German Chancellor Angela Merkel, whose country is footing much of the bailouts bill and has insisted on harsh austerity in return, said she would not allow Greece to give public investors a so-called “haircut,” but skeptics in her country said if she wins re-election next month that she will allow it and is trying to hide it from the German electorate for now.
Asked about speculation over early general elections, the minister said that an election would “make things more difficult” by “pushing back” the country’s reform program.

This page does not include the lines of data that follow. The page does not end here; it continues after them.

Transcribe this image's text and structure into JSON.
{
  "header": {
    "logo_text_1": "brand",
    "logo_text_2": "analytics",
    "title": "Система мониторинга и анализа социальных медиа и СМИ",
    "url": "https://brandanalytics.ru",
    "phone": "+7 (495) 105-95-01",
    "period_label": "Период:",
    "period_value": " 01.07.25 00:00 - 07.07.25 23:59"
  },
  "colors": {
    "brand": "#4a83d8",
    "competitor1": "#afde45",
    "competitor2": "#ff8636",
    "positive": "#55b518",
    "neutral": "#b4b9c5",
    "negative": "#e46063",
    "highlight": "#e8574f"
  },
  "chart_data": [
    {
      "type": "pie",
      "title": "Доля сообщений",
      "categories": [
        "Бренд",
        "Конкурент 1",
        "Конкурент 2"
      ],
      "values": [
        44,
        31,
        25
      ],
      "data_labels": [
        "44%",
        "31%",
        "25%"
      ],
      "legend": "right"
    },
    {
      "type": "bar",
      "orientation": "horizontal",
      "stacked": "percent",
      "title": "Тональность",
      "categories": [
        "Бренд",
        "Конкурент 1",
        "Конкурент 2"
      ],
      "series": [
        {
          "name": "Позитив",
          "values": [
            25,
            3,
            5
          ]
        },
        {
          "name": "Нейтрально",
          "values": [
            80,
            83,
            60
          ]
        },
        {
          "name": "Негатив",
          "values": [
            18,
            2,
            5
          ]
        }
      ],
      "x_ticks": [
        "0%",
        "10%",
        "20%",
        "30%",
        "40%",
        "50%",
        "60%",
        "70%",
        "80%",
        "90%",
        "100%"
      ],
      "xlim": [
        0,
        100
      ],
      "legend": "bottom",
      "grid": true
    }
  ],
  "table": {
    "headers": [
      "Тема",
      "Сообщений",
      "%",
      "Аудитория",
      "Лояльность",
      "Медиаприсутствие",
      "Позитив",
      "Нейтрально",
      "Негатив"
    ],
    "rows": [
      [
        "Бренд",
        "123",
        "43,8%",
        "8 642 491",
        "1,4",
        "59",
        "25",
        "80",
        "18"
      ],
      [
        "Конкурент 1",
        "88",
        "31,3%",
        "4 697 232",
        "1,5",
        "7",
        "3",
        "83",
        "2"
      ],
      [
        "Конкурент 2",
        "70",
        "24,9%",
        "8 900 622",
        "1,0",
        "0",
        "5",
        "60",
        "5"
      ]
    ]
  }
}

Meanwhile, the leftist opposition SYRIZA said that Stournaras is getting ready to let banks seize the homes of Greeks who can’t afford to pay their mortgages because of big pay cuts, tax hikes and slashed pensions and is giving in to pressure from the Troika which wants homes repossessed to help banks who are already getting 50 billion euros ($65 billion) in government recapitalization monies.
In a statement, SYRIZA said if the government lifts a ban on foreclosures that expires at the end of the year that there will be a “relenteless struggle” to topple the administration.
Even some PASOK and New Democracy MP’s said they would be reluctant to lift the ban but they are directed how to vote by Samaras and Venizelos and will be kicked out of their political parties if they don’t.